War in Ukraine, disruption in logistics, sharp cost increases in fuel, labour, and other inputs. For Italian apple producers, the future is far from certain.
“We have always prepared ourselves for a constantly evolving market,” says Martin Pinzger, chief executive of the Val Venosta Fruit and Vegetable Producers’ Association (VIP).
“Today the overall situation is very uncertain, not to say hostile, due to serious international tensions, severe disruptions in the logistics sector, cost explosion and market volatility.
“But we are confident that we will get through this difficult time and emerge stronger. Every company has to find its own solid place in this new and difficult context, and we are ready”.
As one of the leading apple suppliers in Europe, VIP plays a key role in terms of the range and quality of its products, its investments in organic production and cutting-edge technology, and the services it offers its customers.

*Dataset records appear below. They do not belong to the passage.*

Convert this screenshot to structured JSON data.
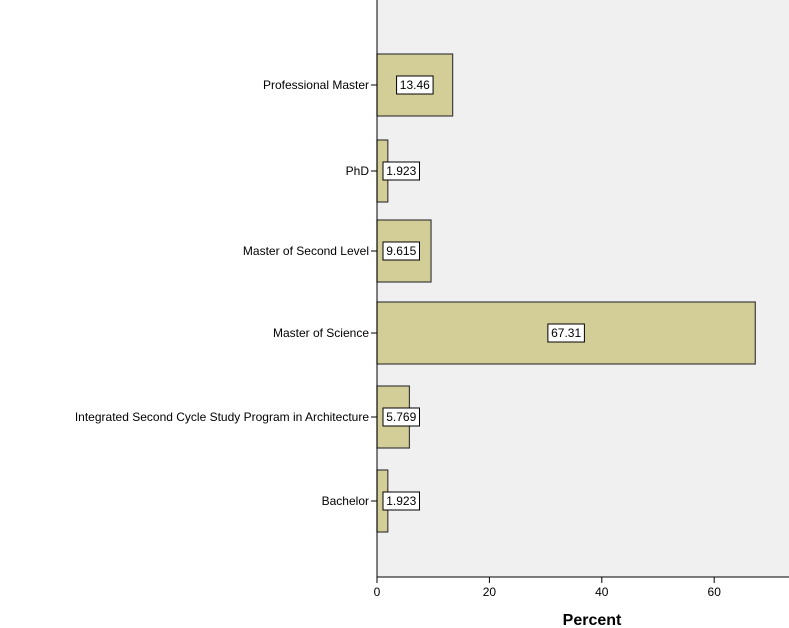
{
  "chart_data": {
    "type": "bar",
    "orientation": "horizontal",
    "title": "",
    "xlabel": "Percent",
    "ylabel": "",
    "categories": [
      "Professional Master",
      "PhD",
      "Master of Second Level",
      "Master of Science",
      "Integrated Second Cycle Study Program in Architecture",
      "Bachelor"
    ],
    "values": [
      13.46,
      1.923,
      9.615,
      67.31,
      5.769,
      1.923
    ],
    "data_labels": [
      "13.46",
      "1.923",
      "9.615",
      "67.31",
      "5.769",
      "1.923"
    ],
    "xlim": [
      0,
      73
    ],
    "xticks": [
      0,
      20,
      40,
      60
    ],
    "xtick_labels": [
      "0",
      "20",
      "40",
      "60"
    ],
    "grid": false,
    "legend": "none",
    "colors": {
      "bar_fill": "#d3ce97",
      "bar_stroke": "#3d3d3d",
      "plot_background": "#f0f0f0",
      "page_background": "#ffffff",
      "label_box": "#ffffff"
    }
  }
}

It represents 1,600 growers – Pinzger describes them as “passionate and experienced” – who together produce almost 340,000 tonnes of apples each year in the Venosta Valley, which has been cleverly marketed in the past few years as Europe’s ‘Apple Paradise’.
“Every successful company produces by responding to the needs of its target market, and for decades our consortium with its cooperatives and farmers has operated with a single objective: to offer its target the right products,” Pinzger continues.

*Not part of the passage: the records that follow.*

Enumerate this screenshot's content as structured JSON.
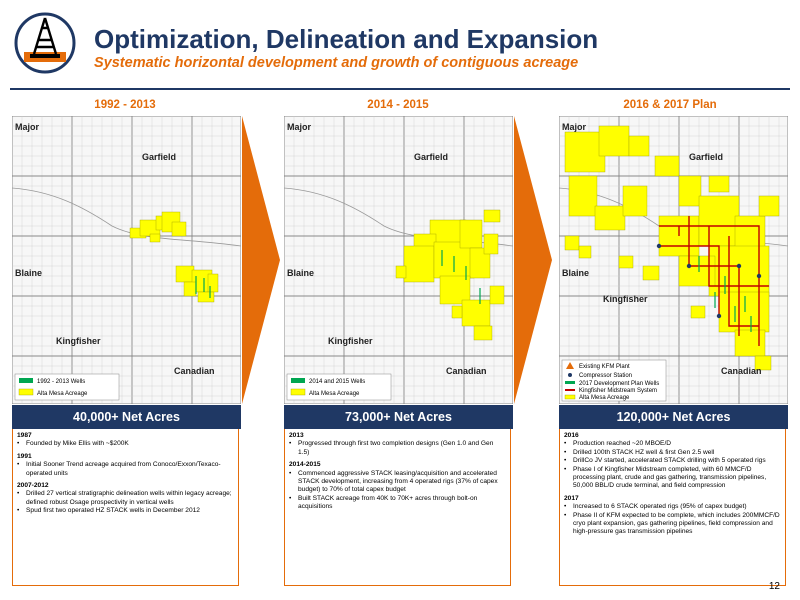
{
  "header": {
    "title": "Optimization, Delineation and Expansion",
    "subtitle": "Systematic horizontal development and growth of contiguous acreage"
  },
  "colors": {
    "navy": "#1f3864",
    "orange": "#e46c0a",
    "acreage": "#ffff00",
    "wells": "#00a651",
    "pipeline": "#c00000"
  },
  "panels": [
    {
      "period": "1992 - 2013",
      "map_labels": {
        "major": "Major",
        "garfield": "Garfield",
        "blaine": "Blaine",
        "kingfisher": "Kingfisher",
        "canadian": "Canadian"
      },
      "legend": [
        {
          "label": "1992 - 2013 Wells",
          "icon": "green-line"
        },
        {
          "label": "Alta Mesa Acreage",
          "icon": "yellow-swatch"
        }
      ],
      "acres": "40,000+ Net Acres",
      "notes": [
        {
          "year": "1987",
          "bullets": [
            "Founded by Mike Ellis with ~$200K"
          ]
        },
        {
          "year": "1991",
          "bullets": [
            "Initial Sooner Trend acreage acquired from Conoco/Exxon/Texaco-operated units"
          ]
        },
        {
          "year": "2007-2012",
          "bullets": [
            "Drilled 27 vertical stratigraphic delineation wells within legacy acreage; defined robust Osage prospectivity in vertical wells",
            "Spud first two operated HZ STACK wells in December 2012"
          ]
        }
      ]
    },
    {
      "period": "2014 - 2015",
      "map_labels": {
        "major": "Major",
        "garfield": "Garfield",
        "blaine": "Blaine",
        "kingfisher": "Kingfisher",
        "canadian": "Canadian"
      },
      "legend": [
        {
          "label": "2014 and 2015 Wells",
          "icon": "green-line"
        },
        {
          "label": "Alta Mesa Acreage",
          "icon": "yellow-swatch"
        }
      ],
      "acres": "73,000+ Net Acres",
      "notes": [
        {
          "year": "2013",
          "bullets": [
            "Progressed through first two completion designs (Gen 1.0 and Gen 1.5)"
          ]
        },
        {
          "year": "2014-2015",
          "bullets": [
            "Commenced aggressive STACK leasing/acquisition and accelerated STACK development, increasing from 4 operated rigs (37% of capex budget) to 70% of total capex budget",
            "Built STACK acreage from 40K to 70K+ acres through bolt-on acquisitions"
          ]
        }
      ]
    },
    {
      "period": "2016 & 2017 Plan",
      "map_labels": {
        "major": "Major",
        "garfield": "Garfield",
        "blaine": "Blaine",
        "kingfisher": "Kingfisher",
        "canadian": "Canadian"
      },
      "legend": [
        {
          "label": "Existing KFM Plant",
          "icon": "orange-triangle"
        },
        {
          "label": "Compressor Station",
          "icon": "green-dot"
        },
        {
          "label": "2017 Development Plan Wells",
          "icon": "green-line"
        },
        {
          "label": "Kingfisher Midstream System",
          "icon": "red-line"
        },
        {
          "label": "Alta Mesa Acreage",
          "icon": "yellow-swatch"
        }
      ],
      "acres": "120,000+ Net Acres",
      "notes": [
        {
          "year": "2016",
          "bullets": [
            "Production reached ~20 MBOE/D",
            "Drilled 100th STACK HZ well & first Gen 2.5 well",
            "DrillCo JV started, accelerated STACK drilling with 5 operated rigs",
            "Phase I of Kingfisher Midstream completed, with 60 MMCF/D processing plant, crude and gas gathering, transmission pipelines, 50,000 BBL/D crude terminal, and field compression"
          ]
        },
        {
          "year": "2017",
          "bullets": [
            "Increased to 6 STACK operated rigs (95% of capex budget)",
            "Phase II of KFM expected to be complete, which includes 200MMCF/D cryo plant expansion, gas gathering pipelines, field compression and high-pressure gas transmission pipelines"
          ]
        }
      ]
    }
  ],
  "page_number": "12"
}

“A simple and effective strategy that translates into a placement based on solid pillars, which make VIP a reliable and proactive reality, even in an international context of general concern.”

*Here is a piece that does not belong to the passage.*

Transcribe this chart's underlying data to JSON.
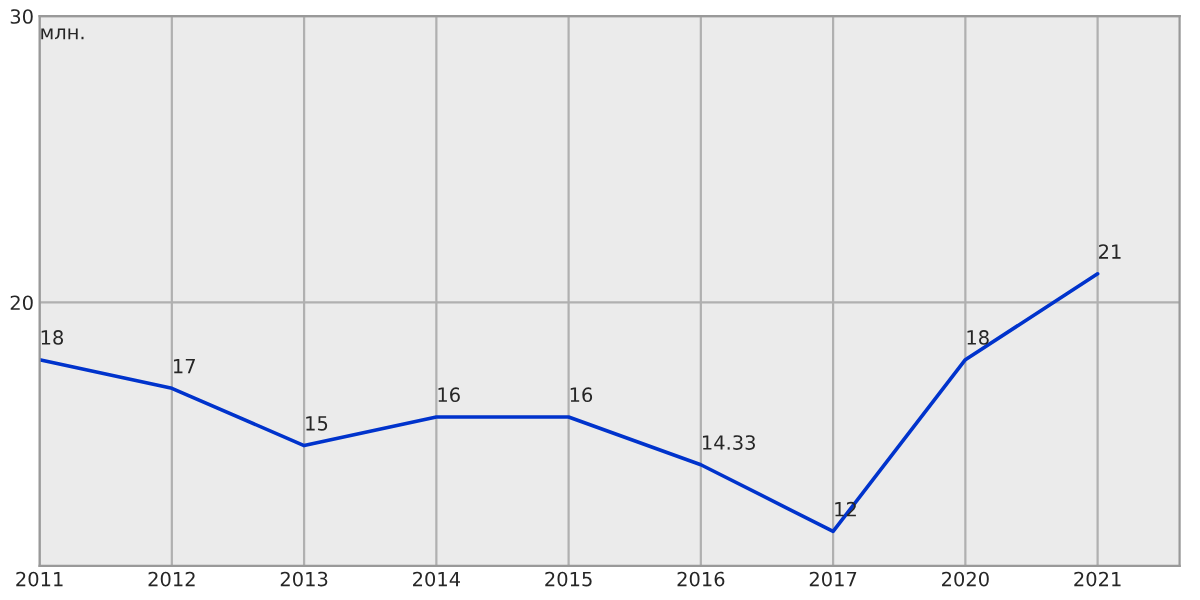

Ready to weather the storm
Despite the obvious challenges that 2022 has presented, Pinzger believes VIP’s strengths will carry it through to a brighter future.
“We have the right geographic position in the European context, a market of more than 500m consumers that can be reached with road logistics in a manageable timeframe,” he explains.
“The Val Venosta apples therefore become closer than overseas competitors, who suffer the consequences of skyrocketing logistics prices and difficulties in managing global trade flows.”
But the group’s advantage is not simply a logistical one. “VIP has the right selection for the future, between traditional varieties for the classic markets and innovative, club varieties for the most discerning premium consumers,” says Pinzger.
“Add to this access to global research programs for new, good, phytopathology-resistant, sustainable, climate-change-friendly apples.”
Organic production is also hugely important as a means for VIP to lead the way in Europe. One-third of its entire crop is herbicide-free, and this forms a central part of its sustainability efforts.
“With around 20 per cent of organically farmed areas, our production of organic apples has exceeded the 50,000 tonnes this year, as a confirmation that our company is continuing to be the leader of the market and currently at the forefront of the European strategic goals for Green Deal and Farm to Fork,” Pinzger adds.